Duty to Train and Monitor

The institution must provide adequate training to its staff on the proper use of AI tools, including their limitations. A failure to educate clinicians on how to appropriately supervise an AI could be considered a form of institutional negligence. Additionally, hospitals have an ongoing duty to monitor the AI’s performance post-implementation and to implement robust governance policies to ensure its safe use.

Recent Litigation

While not yet resolved in court, several high-profile lawsuits have been filed against healthcare companies alleging that they used AI to improperly deny or delay care. For example, a lawsuit filed against UnitedHealth Group in 2023 alleged that its subsidiary, Optum, used a flawed AI algorithm (naviHealth) to deny post-acute care for Medicare Advantage patients, leading to severe patient harm.

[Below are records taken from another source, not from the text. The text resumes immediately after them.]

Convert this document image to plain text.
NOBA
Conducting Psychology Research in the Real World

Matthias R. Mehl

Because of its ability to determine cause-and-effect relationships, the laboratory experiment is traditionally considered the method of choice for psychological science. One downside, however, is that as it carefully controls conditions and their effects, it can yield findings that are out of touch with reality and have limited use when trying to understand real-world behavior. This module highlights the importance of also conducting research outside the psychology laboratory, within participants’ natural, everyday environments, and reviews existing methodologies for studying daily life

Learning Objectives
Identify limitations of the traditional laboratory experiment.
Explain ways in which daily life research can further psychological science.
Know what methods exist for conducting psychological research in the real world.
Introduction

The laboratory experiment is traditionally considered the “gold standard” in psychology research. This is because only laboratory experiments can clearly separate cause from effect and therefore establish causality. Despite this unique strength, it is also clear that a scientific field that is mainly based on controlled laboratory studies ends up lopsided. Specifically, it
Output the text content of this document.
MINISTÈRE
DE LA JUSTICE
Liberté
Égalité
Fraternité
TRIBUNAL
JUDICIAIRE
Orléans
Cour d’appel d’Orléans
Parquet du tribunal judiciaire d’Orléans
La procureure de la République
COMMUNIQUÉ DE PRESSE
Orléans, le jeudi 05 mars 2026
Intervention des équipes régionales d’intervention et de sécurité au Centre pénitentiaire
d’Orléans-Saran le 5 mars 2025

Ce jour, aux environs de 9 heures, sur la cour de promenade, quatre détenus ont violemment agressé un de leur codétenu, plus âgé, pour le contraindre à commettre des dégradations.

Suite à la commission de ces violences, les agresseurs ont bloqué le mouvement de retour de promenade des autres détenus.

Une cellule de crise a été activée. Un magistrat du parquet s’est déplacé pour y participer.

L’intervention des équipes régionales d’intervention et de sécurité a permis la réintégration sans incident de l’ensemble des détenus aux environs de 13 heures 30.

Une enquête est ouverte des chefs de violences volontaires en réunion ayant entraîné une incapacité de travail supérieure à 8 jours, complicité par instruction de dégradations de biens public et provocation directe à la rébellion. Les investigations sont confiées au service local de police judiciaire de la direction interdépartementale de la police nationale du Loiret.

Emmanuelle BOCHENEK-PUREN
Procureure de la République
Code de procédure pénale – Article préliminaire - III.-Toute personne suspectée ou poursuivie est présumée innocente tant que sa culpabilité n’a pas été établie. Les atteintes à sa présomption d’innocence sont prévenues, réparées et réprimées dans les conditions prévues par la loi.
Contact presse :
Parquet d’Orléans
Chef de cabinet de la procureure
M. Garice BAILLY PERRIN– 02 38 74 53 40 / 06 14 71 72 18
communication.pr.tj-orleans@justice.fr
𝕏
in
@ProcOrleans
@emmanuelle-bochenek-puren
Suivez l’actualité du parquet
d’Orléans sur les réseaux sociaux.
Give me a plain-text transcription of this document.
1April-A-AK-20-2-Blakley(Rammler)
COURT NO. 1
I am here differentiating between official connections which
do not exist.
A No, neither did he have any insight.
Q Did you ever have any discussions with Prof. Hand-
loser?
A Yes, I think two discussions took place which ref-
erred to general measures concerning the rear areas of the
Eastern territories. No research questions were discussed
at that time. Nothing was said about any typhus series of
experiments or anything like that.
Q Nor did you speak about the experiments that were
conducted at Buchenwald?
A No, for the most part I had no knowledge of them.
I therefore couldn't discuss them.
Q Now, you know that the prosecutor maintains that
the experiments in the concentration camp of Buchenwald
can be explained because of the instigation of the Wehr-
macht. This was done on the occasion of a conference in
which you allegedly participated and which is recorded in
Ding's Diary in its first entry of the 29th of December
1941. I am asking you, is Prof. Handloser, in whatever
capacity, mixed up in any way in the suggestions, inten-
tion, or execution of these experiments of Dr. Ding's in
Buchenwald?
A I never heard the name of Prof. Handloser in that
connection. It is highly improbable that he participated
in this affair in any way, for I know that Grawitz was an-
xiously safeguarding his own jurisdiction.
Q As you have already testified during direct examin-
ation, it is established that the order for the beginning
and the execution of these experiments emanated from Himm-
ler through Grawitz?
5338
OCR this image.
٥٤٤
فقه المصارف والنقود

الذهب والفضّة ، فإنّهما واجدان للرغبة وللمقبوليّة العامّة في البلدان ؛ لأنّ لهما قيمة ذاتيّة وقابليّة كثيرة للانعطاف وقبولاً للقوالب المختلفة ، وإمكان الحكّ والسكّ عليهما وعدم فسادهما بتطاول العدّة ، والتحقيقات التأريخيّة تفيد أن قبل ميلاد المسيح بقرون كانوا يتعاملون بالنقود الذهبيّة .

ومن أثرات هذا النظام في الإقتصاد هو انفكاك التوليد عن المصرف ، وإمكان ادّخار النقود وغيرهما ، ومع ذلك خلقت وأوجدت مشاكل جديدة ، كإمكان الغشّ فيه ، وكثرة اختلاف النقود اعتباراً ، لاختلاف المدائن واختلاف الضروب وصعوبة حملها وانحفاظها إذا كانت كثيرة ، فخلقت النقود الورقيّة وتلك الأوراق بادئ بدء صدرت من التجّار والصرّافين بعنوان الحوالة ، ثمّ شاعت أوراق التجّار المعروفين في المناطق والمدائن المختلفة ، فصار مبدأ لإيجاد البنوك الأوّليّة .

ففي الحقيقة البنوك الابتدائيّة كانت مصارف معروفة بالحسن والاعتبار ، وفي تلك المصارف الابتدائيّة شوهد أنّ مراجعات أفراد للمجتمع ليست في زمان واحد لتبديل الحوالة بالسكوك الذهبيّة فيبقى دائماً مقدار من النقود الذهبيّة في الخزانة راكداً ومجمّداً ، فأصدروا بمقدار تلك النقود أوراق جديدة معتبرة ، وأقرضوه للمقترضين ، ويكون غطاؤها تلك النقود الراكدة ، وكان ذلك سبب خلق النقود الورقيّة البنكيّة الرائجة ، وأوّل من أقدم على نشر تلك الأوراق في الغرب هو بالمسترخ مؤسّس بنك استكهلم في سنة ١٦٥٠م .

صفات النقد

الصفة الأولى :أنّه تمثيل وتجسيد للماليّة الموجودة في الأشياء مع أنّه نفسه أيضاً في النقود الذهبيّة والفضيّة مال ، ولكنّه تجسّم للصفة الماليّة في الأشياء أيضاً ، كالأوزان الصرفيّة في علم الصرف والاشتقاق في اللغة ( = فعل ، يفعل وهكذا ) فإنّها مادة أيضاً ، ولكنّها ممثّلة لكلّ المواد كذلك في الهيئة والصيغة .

These cases signal a legal trend toward holding institutions directly accountable for the adverse outcomes of their AI-driven operational and clinical decisions.

Conclusion

AI’s integration into clinical practice is reshaping liability across the healthcare spectrum. Physicians must exercise critical oversight, developers must be accountable for safe and transparent systems, and hospitals must implement robust governance for AI tools. As litigation emerges and regulators act, the law will continue to evolve. For now, the guiding principles are clear: transparency, accountability, and patient safety must remain at the center of AI-enabled healthcare.